As I’ve mentioned before, I didn’t feel particularly upset by the series’ move to 3D, but when presented with the lovely visuals on offer here, it does seem, in retrospect, a bit silly that it was ever deemed necessary. Broken Sword 5 looks great, and so do George and Nico, with their features – and dress-sense – finally returned to something like their former glory.


The Paris setting also seems appropriate somehow. Even if could be seen as a cynical move designed to evoke memories of the earlier games, it’s a very effective one. I guess Nico does live in Paris, although what exactly George is doing there isn’t really adequately explained: he’s undergone another career change, working as an art insurance assessor, which just happens to mean that his and Nico’s paths cross again.

The locations feel a lot less empty than in The Angel of Death (even though they aren’t) and the jolly, cartoon-style presentation also makes the occasionally farcical moment much more palatable. (I didn’t even mind the pantomime version of London that features here.)

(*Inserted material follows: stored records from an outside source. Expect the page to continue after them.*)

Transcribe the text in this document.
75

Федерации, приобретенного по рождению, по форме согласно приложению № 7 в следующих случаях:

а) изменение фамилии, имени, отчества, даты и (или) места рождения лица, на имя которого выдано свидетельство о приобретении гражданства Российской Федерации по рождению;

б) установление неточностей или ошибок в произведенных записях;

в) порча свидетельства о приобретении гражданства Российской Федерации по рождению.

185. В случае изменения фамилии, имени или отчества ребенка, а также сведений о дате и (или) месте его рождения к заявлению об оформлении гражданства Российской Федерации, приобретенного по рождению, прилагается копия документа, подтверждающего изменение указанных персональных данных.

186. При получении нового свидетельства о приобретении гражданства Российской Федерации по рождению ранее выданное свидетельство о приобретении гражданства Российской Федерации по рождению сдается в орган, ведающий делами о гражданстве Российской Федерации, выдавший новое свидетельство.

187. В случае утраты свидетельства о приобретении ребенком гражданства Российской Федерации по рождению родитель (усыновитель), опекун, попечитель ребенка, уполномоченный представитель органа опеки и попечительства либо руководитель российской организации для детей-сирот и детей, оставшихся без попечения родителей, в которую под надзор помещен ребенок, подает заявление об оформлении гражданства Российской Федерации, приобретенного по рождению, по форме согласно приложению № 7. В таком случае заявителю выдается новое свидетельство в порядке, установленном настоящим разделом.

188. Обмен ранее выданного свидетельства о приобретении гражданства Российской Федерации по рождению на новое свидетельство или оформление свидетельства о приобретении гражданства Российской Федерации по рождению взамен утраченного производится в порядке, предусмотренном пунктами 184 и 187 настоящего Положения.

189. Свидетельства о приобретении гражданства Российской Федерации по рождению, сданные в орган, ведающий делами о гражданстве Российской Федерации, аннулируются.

The difficulty level has been kept pleasantly low, providing the odd head-scratcher but nothing too bizarre. The script also seems better too, with fewer cringe-inducing moments from Stobbart, in particular.


On the negative side, the story is again tricky to follow, with plenty of memorable individual moments but nothing that engages you to the extent that you’re ever really concerned about getting to the end and finding out what happens. Plus, there are some odd pauses in animation and speech at times that take some of the polish off and make things seem rather stilted.

Still, so far I rather like it. In fact, I think it has the potential to be the strongest game in the series. But I haven’t played the second part yet, and there have been enough uneven moments in previous Broken Sword games to caution me against getting carried away.